Unfortunately, the original patient consent does not cover distribution of the OpenDeID corpus. Researchers must first submit a detailed scientific research protocol for review by a data access committee. Approval is required before researchers can access the corpus. Patient consent forms and details on the consenting process can be found here.
3. Can I share the OpenDeID corpus with collaborators?
Sharing the OpenDeID corpus is strictly prohibited. Access is limited to researchers who have received approval from the data access committee.
4. How are the surrogates generated?
We encourage you to explore the following publications for a comprehensive understanding of surrogate generation:
Alla, N. L. V., Chen, A., Batongbacal, S., Nekkantti, C., Dai, H., & Jonnagaddala, J. (2021). Cohort selection for construction of a clinical natural language processing corpus. Computer Methods and Programs in Biomedicine Update, 1, 100024. https://doi.org/10.1016/j.cmpbup.2021.100024
Jonnagaddala, J., Chen, A., Batongbacal, S., & Nekkantti, C. (2021). The OpenDeID corpus for patient de-identification. Scientific Reports, 11(1). https://doi.org/10.1038/s41598-021-99554-9
Chen, A., Jonnagaddala, J., Nekkantti, C., & Liaw, S. (2019). Generation of Surrogates for De-Identification of Electronic Health Records. PubMed, 264, 70–73. https://doi.org/10.3233/shti190185 .

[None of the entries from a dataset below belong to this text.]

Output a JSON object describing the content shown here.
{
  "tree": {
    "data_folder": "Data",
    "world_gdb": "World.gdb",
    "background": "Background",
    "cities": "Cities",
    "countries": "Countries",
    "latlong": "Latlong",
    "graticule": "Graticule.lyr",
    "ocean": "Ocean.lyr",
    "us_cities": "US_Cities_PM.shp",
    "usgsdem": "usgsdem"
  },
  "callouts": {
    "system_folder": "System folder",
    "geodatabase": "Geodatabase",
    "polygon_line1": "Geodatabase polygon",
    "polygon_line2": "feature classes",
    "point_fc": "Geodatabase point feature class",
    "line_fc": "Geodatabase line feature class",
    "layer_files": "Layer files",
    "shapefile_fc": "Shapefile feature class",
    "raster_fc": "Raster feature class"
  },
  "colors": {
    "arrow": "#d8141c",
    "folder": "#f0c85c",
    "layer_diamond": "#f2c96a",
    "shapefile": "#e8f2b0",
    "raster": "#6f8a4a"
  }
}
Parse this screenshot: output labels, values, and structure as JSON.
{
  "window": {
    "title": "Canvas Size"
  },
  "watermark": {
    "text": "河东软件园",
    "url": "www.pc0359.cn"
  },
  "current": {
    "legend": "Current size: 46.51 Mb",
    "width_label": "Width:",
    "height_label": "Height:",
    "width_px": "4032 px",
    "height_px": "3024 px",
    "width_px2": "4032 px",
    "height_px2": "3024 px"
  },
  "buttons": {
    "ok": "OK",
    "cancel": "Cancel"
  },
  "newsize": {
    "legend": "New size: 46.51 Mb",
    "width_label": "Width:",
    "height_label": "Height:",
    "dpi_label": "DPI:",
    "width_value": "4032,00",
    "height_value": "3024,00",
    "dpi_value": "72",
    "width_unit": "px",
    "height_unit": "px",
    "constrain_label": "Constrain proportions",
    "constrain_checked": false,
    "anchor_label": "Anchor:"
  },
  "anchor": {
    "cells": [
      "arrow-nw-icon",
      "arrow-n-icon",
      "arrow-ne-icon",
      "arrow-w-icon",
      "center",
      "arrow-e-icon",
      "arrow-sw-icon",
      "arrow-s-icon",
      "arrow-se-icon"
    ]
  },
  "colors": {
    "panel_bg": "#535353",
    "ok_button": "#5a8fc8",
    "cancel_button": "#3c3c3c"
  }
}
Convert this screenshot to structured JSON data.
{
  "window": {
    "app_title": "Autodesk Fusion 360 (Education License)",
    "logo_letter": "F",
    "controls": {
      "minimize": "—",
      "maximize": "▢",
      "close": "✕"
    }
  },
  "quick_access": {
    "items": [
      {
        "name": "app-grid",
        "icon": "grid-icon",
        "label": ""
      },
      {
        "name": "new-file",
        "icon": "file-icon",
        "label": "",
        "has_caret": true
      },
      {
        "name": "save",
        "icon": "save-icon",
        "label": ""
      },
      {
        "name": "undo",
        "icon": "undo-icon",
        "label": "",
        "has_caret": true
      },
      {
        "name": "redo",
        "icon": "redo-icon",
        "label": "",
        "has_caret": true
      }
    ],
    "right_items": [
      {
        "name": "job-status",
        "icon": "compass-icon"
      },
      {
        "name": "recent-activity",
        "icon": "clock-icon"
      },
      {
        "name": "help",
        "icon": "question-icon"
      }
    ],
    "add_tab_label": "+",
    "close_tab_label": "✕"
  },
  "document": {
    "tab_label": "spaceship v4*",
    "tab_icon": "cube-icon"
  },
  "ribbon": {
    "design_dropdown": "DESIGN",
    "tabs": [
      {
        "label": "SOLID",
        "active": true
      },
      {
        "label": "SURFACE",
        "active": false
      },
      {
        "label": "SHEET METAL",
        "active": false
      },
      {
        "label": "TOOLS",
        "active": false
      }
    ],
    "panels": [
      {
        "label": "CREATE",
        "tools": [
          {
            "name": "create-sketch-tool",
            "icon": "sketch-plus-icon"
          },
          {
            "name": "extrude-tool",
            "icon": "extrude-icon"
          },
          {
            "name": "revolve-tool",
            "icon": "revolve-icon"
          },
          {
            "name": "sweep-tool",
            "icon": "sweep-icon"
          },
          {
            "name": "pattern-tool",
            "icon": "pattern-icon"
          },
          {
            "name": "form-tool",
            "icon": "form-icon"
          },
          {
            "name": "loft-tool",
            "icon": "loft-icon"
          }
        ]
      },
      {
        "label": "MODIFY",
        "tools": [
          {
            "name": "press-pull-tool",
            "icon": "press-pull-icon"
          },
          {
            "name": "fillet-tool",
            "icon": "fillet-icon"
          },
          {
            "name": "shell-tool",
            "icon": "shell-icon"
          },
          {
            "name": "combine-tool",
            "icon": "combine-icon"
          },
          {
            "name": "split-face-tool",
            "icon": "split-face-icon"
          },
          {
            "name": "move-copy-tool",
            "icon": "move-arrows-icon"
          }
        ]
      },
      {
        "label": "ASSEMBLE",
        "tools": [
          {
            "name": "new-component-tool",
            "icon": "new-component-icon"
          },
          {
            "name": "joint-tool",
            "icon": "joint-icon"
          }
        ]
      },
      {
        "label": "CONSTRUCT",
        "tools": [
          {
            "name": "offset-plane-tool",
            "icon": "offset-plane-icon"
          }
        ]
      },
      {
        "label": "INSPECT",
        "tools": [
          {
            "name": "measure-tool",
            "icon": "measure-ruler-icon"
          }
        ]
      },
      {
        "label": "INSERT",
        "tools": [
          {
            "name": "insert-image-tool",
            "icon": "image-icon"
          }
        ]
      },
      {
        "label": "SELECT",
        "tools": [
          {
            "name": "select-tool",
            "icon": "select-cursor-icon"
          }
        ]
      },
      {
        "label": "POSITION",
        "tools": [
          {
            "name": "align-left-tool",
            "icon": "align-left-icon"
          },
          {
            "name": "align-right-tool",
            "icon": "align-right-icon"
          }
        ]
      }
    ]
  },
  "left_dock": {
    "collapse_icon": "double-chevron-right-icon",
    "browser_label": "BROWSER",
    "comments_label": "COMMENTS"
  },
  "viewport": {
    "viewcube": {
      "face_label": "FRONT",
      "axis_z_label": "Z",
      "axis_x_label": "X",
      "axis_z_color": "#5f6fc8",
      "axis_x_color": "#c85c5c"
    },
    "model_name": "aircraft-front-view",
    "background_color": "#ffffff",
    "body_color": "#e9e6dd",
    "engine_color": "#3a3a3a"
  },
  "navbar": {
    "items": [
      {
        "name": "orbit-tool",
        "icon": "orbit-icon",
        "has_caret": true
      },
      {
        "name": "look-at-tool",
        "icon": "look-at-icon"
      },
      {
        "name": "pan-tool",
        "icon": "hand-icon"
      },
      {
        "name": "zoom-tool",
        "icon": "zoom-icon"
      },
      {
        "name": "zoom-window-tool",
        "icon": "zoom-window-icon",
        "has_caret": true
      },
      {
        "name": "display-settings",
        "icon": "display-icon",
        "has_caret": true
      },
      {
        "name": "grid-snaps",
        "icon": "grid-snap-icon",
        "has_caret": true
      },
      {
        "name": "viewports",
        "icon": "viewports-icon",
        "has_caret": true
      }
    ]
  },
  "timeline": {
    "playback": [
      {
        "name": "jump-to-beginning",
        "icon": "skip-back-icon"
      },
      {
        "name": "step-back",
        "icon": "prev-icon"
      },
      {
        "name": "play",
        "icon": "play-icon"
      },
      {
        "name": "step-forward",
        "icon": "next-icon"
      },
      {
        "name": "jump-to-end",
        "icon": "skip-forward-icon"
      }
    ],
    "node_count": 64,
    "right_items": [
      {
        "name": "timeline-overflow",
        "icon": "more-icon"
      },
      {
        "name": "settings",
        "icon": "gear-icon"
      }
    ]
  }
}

Liu, J., Gupta, S., Chen, A., Wang, C. K., Mishra, P., Dai, H. J., Wong, Z. S., & Jonnagaddala, J. (2023). OpenDeID Pipeline for Unstructured Electronic Health Record Text Notes Based on Rules and Transformers: Deidentification Algorithm Development and Validation Study. Journal of medical Internet research, 25, e48145. https://doi.org/10.2196/48145
5. How does the OpenDeID corpus ensure patient privacy?
The OpenDeID corpus prioritizes patient privacy through meticulous manual annotation. Every data point is replaced with surrogate information, eliminating the presence of any identifiable patient data. This rigorous process upholds the strictest privacy standards.
6. Does the OpenDeID corpus focus on a specific type of pathology report?
The OpenDeID corpus primarily consists of pathology reports related to cancer. This focus creates a valuable dataset for applications in oncology research and related medical fields.
7. Is ethics approval required to access the OpenDeID corpus? If so, what is the turnaround time?
Yes, obtaining ethics approval is mandatory before accessing the corpus. The approval process typically takes 2-3 weeks, although it may be completed in a shorter timeframe depending on the specific project details. Refer to the SREDH Consortium Governance for a more comprehensive explanation.